While incarcerated, Villasana requested Spanish-speaking television stations as well as Spanish-language weekend movies.

He says that Yolanda Pittman, the assistant warden, told him that she would never add "any Mexican stuff" and on another ocassion stated, "If you want Mexican TV, you should go back to Mexico!"

Villasana is representing himself in a case that claims violation of constitutional rights, and under the Prison Litigation Reform Act, Chief U.S. District Court Judge Waverly Crenshaw had to pay particular scrutiny to whether the claims were frivolous or whether the plaintiff asserted a plausible claim. Unless it's the latter, Villasana would not have the opportunity to move forward in his lawsuit.

Well, Villasana is getting the green light.

Judge Crenshaw refers to a couple of old cases before articulating why Villasana's lawsuit can proceed.
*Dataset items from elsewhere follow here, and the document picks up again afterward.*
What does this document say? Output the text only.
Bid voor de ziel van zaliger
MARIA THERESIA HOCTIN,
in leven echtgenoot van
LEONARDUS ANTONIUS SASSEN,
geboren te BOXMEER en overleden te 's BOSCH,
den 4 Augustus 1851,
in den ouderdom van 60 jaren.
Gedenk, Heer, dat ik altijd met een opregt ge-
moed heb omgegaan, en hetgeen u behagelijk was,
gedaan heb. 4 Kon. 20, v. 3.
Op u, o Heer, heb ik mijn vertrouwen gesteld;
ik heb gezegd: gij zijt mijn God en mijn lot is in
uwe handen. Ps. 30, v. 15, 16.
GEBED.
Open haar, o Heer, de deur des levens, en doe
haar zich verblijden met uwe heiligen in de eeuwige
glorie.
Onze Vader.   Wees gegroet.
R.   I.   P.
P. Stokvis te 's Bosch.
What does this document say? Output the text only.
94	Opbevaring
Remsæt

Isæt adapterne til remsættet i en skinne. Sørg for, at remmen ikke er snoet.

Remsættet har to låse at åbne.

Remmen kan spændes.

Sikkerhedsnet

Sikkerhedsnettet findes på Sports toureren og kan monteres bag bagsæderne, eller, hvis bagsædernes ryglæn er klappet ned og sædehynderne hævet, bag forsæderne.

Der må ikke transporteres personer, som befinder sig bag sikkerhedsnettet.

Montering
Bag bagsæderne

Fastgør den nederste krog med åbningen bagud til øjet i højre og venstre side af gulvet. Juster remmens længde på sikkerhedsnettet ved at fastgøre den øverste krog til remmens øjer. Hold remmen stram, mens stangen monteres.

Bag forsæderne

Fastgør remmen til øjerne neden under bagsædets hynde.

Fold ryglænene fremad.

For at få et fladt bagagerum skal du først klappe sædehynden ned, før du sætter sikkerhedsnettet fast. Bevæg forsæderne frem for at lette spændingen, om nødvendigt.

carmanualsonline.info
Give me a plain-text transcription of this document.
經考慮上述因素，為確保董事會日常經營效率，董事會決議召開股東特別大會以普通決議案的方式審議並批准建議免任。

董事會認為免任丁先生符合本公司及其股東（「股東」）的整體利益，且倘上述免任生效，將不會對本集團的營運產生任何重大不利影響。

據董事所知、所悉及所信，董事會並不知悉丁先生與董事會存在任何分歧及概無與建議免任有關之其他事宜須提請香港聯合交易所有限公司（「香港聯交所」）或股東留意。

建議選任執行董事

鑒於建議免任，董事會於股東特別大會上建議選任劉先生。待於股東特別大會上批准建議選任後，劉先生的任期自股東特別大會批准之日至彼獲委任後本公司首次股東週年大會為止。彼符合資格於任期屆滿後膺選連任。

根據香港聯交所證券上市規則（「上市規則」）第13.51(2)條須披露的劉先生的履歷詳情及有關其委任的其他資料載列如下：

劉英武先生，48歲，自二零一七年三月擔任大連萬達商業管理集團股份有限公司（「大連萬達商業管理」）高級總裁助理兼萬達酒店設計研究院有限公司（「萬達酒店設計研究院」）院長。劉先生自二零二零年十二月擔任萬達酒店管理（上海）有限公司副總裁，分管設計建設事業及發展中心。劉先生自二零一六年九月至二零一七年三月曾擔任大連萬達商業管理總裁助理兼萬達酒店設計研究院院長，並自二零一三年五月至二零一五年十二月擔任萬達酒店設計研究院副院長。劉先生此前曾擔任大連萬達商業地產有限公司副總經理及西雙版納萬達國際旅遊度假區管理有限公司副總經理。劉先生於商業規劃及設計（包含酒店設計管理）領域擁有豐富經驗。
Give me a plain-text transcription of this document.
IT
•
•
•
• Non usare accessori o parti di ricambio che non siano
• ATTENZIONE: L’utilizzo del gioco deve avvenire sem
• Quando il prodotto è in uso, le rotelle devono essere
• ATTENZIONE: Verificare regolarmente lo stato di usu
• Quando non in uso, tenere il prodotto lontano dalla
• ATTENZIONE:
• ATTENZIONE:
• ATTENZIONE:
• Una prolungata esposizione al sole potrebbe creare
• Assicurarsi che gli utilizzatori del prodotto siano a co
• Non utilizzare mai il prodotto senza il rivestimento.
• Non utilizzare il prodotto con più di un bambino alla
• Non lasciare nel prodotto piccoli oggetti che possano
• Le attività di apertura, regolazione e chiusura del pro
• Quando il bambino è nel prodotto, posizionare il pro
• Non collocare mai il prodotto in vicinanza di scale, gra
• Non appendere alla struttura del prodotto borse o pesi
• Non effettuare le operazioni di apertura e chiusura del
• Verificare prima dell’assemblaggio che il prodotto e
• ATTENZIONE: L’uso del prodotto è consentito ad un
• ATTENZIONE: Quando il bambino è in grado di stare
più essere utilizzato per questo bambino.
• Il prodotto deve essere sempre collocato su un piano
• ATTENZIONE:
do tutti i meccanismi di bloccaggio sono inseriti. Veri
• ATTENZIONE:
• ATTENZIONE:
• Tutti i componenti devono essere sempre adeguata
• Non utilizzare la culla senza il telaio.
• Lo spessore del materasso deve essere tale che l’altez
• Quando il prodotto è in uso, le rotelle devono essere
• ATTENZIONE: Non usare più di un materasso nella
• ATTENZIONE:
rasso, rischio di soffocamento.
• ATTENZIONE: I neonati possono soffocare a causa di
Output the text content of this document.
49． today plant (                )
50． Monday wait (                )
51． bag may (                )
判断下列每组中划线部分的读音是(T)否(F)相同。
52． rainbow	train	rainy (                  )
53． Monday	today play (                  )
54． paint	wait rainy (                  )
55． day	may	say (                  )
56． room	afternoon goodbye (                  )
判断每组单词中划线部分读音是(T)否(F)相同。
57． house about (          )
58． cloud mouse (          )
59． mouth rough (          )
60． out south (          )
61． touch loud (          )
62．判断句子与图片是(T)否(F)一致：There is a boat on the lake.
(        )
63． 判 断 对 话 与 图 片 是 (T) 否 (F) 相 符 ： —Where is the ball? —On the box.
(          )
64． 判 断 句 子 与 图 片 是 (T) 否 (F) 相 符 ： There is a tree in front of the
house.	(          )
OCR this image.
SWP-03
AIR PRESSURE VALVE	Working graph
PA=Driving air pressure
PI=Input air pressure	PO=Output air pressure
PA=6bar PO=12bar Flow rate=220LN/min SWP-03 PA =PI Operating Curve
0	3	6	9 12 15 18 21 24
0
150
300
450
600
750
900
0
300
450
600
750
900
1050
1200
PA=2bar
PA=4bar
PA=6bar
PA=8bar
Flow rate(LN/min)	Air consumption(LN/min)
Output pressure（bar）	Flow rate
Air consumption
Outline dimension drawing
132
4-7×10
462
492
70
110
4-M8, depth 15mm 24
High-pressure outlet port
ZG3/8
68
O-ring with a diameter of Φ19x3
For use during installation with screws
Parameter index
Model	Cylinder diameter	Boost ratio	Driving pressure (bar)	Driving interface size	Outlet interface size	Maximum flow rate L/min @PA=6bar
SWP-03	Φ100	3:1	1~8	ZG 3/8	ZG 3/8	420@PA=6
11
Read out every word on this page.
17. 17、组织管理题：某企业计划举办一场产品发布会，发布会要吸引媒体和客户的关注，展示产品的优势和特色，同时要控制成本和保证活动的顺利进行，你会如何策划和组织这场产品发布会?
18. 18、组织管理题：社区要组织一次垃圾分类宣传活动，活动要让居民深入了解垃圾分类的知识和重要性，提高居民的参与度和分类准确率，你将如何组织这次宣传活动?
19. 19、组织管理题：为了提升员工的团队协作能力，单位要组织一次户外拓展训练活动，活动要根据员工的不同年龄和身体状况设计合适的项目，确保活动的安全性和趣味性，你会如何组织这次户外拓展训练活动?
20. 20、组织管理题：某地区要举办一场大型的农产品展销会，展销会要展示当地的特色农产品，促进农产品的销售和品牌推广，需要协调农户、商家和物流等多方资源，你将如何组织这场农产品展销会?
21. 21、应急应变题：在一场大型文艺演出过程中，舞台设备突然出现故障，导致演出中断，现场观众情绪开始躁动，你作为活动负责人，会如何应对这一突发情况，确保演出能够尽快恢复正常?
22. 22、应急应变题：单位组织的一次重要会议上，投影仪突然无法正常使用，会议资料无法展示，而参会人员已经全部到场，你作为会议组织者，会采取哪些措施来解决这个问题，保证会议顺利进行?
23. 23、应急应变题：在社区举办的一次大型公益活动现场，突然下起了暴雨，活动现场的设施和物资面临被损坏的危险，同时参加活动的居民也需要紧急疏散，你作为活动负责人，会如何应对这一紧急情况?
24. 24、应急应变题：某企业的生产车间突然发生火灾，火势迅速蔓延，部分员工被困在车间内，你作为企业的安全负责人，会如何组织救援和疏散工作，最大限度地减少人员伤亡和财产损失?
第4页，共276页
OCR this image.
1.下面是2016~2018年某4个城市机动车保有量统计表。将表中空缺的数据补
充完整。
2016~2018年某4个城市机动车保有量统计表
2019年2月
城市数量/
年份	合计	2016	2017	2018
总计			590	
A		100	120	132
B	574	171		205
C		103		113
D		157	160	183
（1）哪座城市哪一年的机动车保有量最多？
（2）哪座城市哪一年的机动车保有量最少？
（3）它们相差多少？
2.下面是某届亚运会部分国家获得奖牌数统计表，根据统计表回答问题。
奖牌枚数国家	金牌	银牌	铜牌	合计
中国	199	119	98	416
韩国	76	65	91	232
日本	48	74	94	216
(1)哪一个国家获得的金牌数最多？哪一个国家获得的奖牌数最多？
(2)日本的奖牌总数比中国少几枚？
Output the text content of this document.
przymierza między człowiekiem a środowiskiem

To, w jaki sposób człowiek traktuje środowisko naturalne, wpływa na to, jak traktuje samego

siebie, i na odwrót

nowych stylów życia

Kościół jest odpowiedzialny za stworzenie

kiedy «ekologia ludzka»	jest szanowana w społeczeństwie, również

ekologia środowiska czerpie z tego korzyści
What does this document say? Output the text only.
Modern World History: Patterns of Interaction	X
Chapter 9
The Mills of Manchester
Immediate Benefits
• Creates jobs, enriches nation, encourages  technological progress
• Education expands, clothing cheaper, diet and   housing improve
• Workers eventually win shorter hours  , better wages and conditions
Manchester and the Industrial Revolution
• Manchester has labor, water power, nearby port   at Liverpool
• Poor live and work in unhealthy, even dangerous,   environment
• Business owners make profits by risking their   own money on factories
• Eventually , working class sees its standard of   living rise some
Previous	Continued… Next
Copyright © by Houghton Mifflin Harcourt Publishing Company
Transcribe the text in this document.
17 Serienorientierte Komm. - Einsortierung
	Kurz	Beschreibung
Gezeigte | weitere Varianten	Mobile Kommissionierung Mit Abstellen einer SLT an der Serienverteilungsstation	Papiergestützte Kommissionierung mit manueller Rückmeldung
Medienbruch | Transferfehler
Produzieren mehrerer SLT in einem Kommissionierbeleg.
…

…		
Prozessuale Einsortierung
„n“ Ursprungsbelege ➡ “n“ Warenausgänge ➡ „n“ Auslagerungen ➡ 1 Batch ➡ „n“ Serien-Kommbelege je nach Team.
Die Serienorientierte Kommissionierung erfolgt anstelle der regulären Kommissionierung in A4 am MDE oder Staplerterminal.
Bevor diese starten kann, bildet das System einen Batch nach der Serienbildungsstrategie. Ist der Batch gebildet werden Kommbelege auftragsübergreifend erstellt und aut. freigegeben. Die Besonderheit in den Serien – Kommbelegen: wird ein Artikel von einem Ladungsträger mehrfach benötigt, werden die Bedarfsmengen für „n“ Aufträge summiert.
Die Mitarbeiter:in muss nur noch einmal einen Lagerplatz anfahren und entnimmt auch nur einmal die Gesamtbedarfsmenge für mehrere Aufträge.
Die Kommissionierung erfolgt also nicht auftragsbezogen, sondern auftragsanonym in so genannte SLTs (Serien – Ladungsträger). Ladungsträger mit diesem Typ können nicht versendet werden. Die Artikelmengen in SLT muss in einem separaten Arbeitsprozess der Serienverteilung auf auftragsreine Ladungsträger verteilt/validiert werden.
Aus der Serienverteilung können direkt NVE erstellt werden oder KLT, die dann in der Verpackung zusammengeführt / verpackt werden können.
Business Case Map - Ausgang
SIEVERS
"This Court agrees that inmates do not have a constitutional right to television access," the judge writes. "However, in both Elliot and Webster, unlike in the instant case, neither prisoner-plaintiff alleged specific facts giving rise to an inference that a defendant intentionally discriminated against the prisoner because of his race and/or national origin in failing to provide certain television programming. For these reasons, the Court believes that Elliot and Webster are distinguishable, and that the instant Plaintiff has stated an equal protection claim upon which relief can be granted for purposes of the required PLRA screening… [T]he Court finds that the complaint states a colorable, non-frivolous equal protection claim against Defendant Pittman."